The potential of predictive analytics for machine builders

March 29, 2016 // By Martyn Williams
The cost of production downtime varies significantly from one industry sector to another, but without a doubt, when it occurs, downtime is a troublesome and expensive inconvenience for all manufacturers.

More often than not, halts in production could be avoided, so imagine just how much manufacturers could save if machine data was available to anticipate breakdowns. The good news for industry is that the rise of the Internet of Things (IoT) is allowing machine builders to design and manufacture intelligent machines with predictive analytics capabilities.

 

Preparing for the smart era

Common causes of production stoppages on the factory floor include aging equipment, human error or incorrect machine usage. To minimise downtime caused by unplanned maintenance, manufacturers have always sought to predict issues with preventative maintenance initiatives. The advent of the Industrial Internet of Things (IIoT) enables companies to look for ways to exploit increasingly available production data and change the way they operate.
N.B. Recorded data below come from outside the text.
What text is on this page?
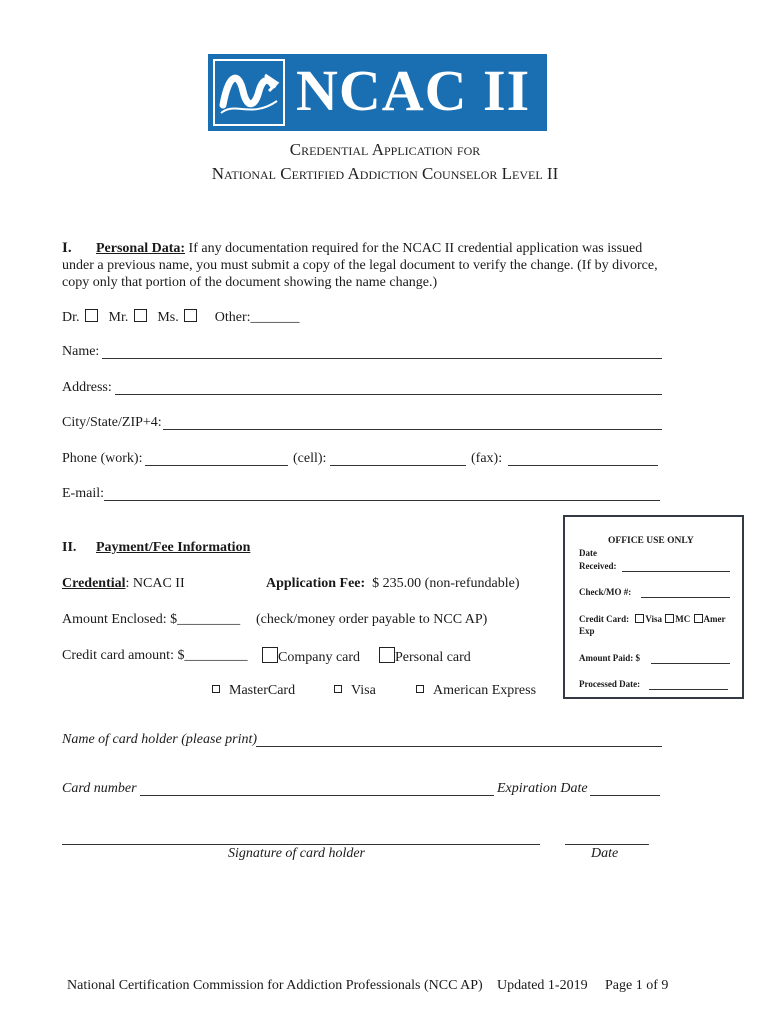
NCAC II
Credential Application for
National Certified Addiction Counselor Level II
I.	Personal Data: If any documentation required for the NCAC II credential application was issued under a previous name, you must submit a copy of the legal document to verify the change. (If by divorce, copy only that portion of the document showing the name change.)
Dr. Mr. Ms.	Other:_______
Name:
Address:
City/State/ZIP+4:
Phone (work):	(cell):	(fax):
E-mail:
II. Payment/Fee Information
Credential: NCAC II	Application Fee: $ 235.00 (non-refundable)
Amount Enclosed: $_________ (check/money order payable to NCC AP)
Credit card amount: $_________	Company card	Personal card
MasterCard	Visa	American Express
Name of card holder (please print)
Card number	Expiration Date
Signature of card holder	Date
OFFICE USE ONLY
Date
Received:
Check/MO #:
Credit Card: Visa MC Amer
Exp
Amount Paid: $
Processed Date:
National Certification Commission for Addiction Professionals (NCC AP) Updated 1-2019 Page 1 of 9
Spearheaded by internet-enabled technology, the manufacturing sector is bearing witness to the next industrial revolution. Connected machinery is causing a shift in the way the industry operates, making production lines more efficient, agile and more self-sufficient. To pave the way for the smart factory, machine builders need to equip their solution with the right tools for data collection, analytics and connectivity.

To simplify this transition, machine builders can future-proof their products to leverage the growing network of smart devices in industrial facilities and the increasing amount of data from the factory floor.

 

Using data to deliver

Smart data from IoT-enabled equipment can be employed to forecast the degradation of industrial machinery. Predictive analytics enable trend analysis, reviewing the operational data of equipment to uncover if and when a machine is likely to break down. In addition, pattern recognition can decode the relations between certain processes and product failures, enabling fast identification of the cause of equipment breakdown - priceless insight that industrial machine builders can offer their customers.

To collect, archive and analyse complex industrial machinery data, machine builders need HMI/SCADA software capable of high performance. When combined with a cloud computing platform capable of storing big data, such as Microsoft Azure, good HMI/SCADA software provides clear data visualisation for operations, supervisors and managers - giving plant managers and engineers the peace of mind that everything is running smoothly. In fact, predictive analysis for industrial machinery could constitute an entirely new revenue stream for forward-thinking, entrepreneurial machine builders.